Visual stimuli and procedure

Psychophysics environment.

Stimuli were generated with the Psychophysics Toolbox version 3.0.8 extension for Matlab (version 7.4.0) running on an Apple Mac Pro with an nVidia GeForce 7300 GT video card. The display was a Trinitron A7217A CRT monitor with a refresh rate of 75 Hz. Gabor patterns were presented with the same space-averaged luminance as the background (4.75 cd/m2 as measured by a Konica Minolta LS-110 luminance meter). The color lookup table of the video card was restricted through Psychophysics Toolbox to the luminance range of the stimulus. This increased the number of distinct grey levels that could be displayed. The minimum contrast step was measured by the luminance meter to be 0.5% Michelson contrast. Fixation was monitored with an SR research Eyelink 1000. If the gaze deviated more than 2 degrees from the fixation point during any of the experiments a tone was sounded and the trial was repeated. Subjects viewed the stimuli with their heads fixed in a chin rest with forehead support 57 cm from the display and indicated their responses with a Microsoft Sidewinder game pad. Responses were recorded with the Psychophysics Toolbox game pad module.

Experiment 1: Coarse orientation discrimination, single location.

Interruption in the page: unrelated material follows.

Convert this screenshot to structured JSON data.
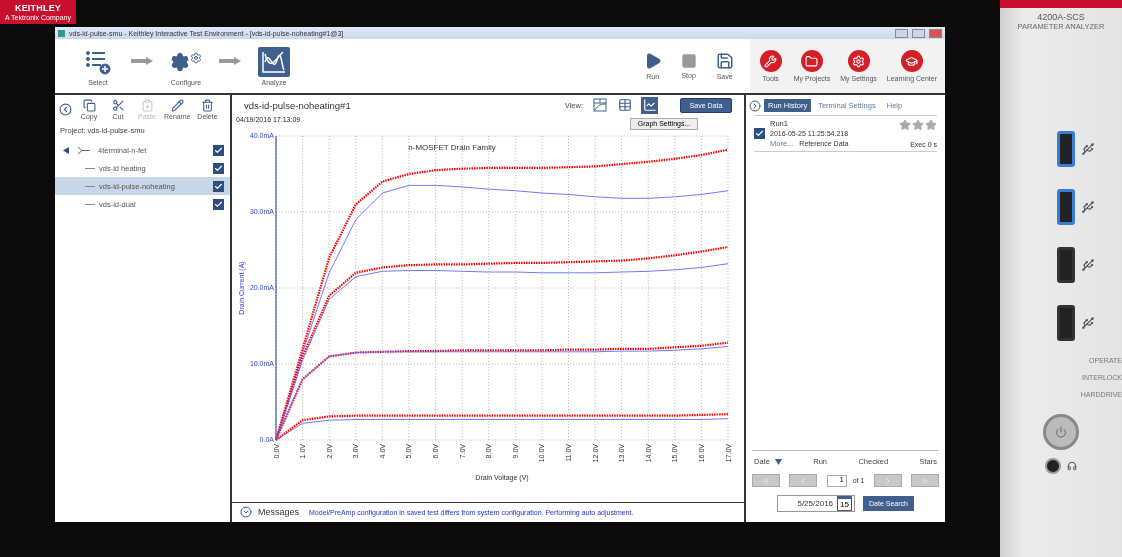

In baseline testing a low-contrast Gabor grating (3 degrees in diameter) with spatial frequency of 0.75 cycles per degree was flashed for 27 ms (2 frames) at 6 degrees to the right of fixation (Figure 1). Subjects performed a two-alternative forced choice task, indicating after each stimulus presentation whether the Gabor patch was oriented vertically or horizontally. Contrast was adjusted via a staircase procedure until a criterion level of 75% accuracy was reached. The Michelson contrast started at 11% and was adjusted down by 0.5% after every 3 correct responses and up by 0.5% after every incorrect response. The threshold was calculated as the mean of the last 20 reversals. The contrast was then fixed, and the same stimulus was tested 400 times both before and after theta-burst rTMS. Eight subjects were tested with theta-burst stimulation over primary visual cortex and over the vertex as a control in a darkened room with eyes closed. We excluded the results from one subject who was unable to maintain fixation.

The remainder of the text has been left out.